A simplified model correlating the excess proprieties for Bi-X binary systems (X=Cu, Sb) serving the concept of reduced Redlich-Kister function at different temperatures

Abstract Thermophysical properties are important once they permit mathematical models to realistic represent physical phenomena. The surface tension allows understanding fluid interactions, by establishing an elastic stretched interface between them. The molar volume is a very basic property to materials. For instance, viscosity and surface tension are dependent on the molar volume. Determination of both properties is necessary in many branches of physics, chemistry and engineering. To the best of our knowledge has studied no one has treated the new concept of reduced RK function on the two binary metals Bi-X (X = Cu, Sb) and suggested for the some physicochemical properties of these alloys, a new simple expression with small number of interaction parameters replacing the RK polynomial. Indeed, the molar volume and surface tension of binary alloys Bi-X(X=Cu, Sb) are carried out whole range of mole composition at atmospheric pressure and temperatures range 623 K-1123 K by using theoretical and Butler equations, respectively, these calculations were done for the reason of understanding the influence of diverse types of interactions in binary alloys at state liquid by applying the correlative Redlich–Kister equation. All of the points addressed in this study provide an understanding of the evolution of thermo-physical properties of Bi-X(X=Cu, Sb) alloys as a function of temperature and of the composition.
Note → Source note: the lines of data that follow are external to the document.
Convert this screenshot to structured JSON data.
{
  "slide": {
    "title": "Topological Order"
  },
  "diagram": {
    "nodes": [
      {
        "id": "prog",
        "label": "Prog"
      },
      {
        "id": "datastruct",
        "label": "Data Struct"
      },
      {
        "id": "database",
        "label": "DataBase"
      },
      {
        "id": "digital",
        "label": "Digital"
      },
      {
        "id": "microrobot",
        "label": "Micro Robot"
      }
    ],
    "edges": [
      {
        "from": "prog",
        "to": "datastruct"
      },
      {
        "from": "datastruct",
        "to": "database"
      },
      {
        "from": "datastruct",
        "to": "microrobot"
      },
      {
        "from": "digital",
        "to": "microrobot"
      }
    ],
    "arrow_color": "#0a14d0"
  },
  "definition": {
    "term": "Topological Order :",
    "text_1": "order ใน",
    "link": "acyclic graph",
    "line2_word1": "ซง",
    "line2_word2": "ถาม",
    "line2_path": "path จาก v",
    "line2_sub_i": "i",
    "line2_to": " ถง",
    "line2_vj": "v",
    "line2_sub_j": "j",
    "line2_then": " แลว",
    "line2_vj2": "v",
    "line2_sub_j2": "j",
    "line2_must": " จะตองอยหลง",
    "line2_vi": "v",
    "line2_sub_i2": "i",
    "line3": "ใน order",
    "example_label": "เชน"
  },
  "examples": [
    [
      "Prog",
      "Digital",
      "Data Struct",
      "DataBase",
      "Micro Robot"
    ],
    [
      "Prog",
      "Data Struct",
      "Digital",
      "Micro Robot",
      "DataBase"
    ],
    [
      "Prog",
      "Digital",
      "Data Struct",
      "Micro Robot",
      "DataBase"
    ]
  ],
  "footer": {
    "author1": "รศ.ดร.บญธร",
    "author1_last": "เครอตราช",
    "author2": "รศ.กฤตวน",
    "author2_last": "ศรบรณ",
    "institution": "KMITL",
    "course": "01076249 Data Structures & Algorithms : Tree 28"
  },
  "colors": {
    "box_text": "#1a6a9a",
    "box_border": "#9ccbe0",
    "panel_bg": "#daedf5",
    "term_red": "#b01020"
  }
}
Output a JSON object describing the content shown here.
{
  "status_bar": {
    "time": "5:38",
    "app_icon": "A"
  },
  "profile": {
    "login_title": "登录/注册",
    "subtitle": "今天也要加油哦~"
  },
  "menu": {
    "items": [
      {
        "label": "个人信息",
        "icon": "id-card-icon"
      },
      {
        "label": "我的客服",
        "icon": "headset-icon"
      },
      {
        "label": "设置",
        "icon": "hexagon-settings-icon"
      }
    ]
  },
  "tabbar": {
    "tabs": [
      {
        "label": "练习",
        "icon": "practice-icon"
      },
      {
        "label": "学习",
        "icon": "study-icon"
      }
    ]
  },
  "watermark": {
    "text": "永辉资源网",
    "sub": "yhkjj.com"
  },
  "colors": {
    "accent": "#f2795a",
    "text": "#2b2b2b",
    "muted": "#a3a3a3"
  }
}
Moreover, we have introduced at a first time the new concept of reduced R-K function for metal liquid alloys. In the same context, we suggest for the surface tension of the system Bi-X (X=Cu, Sb), an original explicit expression with few parameters substituting the R-K polynomial by a homographic simple form which has an excellent agreement and can be generalized for similar binary alloy having a single sign of their excess properties in the composition range.